При этих словах она разрыдалась и мягко отстранила сына, который чутьем понял, что матери нужно побыть одной, и ушел, уводя с собой полусонного брата. Час спустя, когда Мари уже лежал в постели, Луи осторожно подошел к беседке, где оставил мать. Оттуда раздались сладостные для его слуха слова: «Это ты, Луи? Входи».

Мальчик бросился к матери и они сжали друг друга в почти судорожных объятиях.

— Дорогая моя, — произнес наконец мальчик, который часто звал ее так; впрочем, самые нежные слова казались ему недостаточными для выражения его любви к ней, — дорогая моя, почему ты так часто говоришь о смерти?

— Я больна, ангел мой, бедное мое дитя, и с каждым днем чувствую себя все хуже; недуг мой неизлечим, и я это знаю.

— Что же это за болезнь?

— Мне лучше забыть ее название, а тебе — не знать причины моей смерти.

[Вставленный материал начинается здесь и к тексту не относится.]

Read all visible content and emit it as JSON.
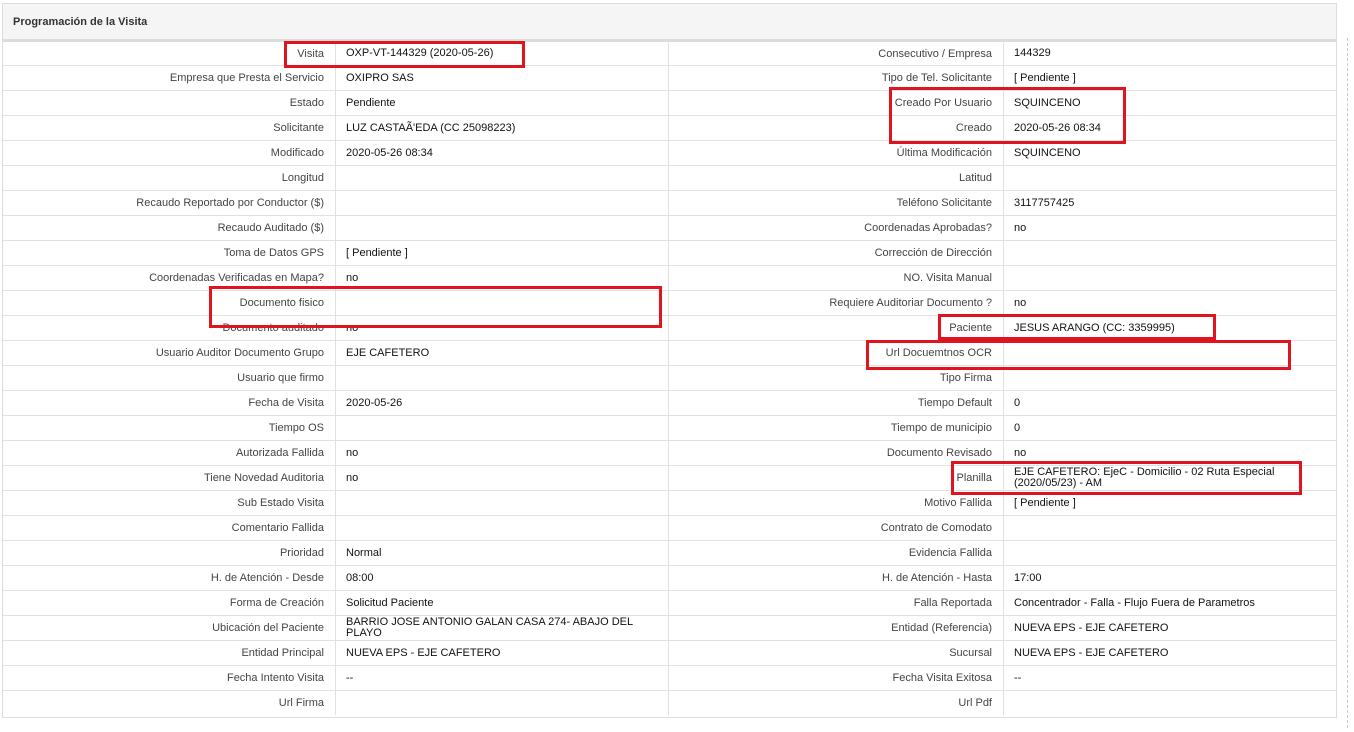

Несколько мгновений мальчик молчал, украдкой бросая взгляды на мать, которая, подняв глаза к небу, следила за бегом облаков. Какая трогательная и грустная сцена! Луи не верил в близкую смерть матери, но безотчетно предчувствовал беду. Он боялся нарушить глубокие раздумья, в которые погрузилась его матушка. Не будь он так юн, он разглядел бы на ее вдохновенном челе следы раскаяния вперемешку со счастливыми воспоминаниями, прочел бы в ее чертах всю жизнь женщины: беззаботное детство, брак без любви, неодолимое чувство, цветы, взращенные бурей и погубленные молнией, низвергнутые в бездну, откуда нет возврата.

— Матушка, любимая, — сказал наконец Луи, — зачем вы скрываете от меня ваши страдания?

— Сын мой, — отвечала госпожа Виллемсанс, — мы должны таить наши тяготы от посторонних глаз, появляться на людях с радостной улыбкой, говорить не о своих, а о чужих заботах: верность этим правилам — залог счастья. Однажды тебе придется узнать, что такое страдание! Вспомни тогда, что твоя несчастная мать умирала на твоих глазах, улыбаясь и пряча от тебя свою боль; это поможет тебе стойко перенести жизненные невзгоды.

Глотая слезы, она постаралась объяснить сыну, как устроен мир, откуда берутся и как складываются состояния, какие узы связуют людей в обществе, как можно честным путем накопить деньги, необходимые для безбедного существования, и как важно для этого получить образование. Затем она открыла ему одну из причин своей постоянной грусти и слез; после ее смерти, сказала она, он и Мари останутся совсем без средств, в их распоряжении будет лишь самая ничтожная сумма, и уповать им придется только на Бога.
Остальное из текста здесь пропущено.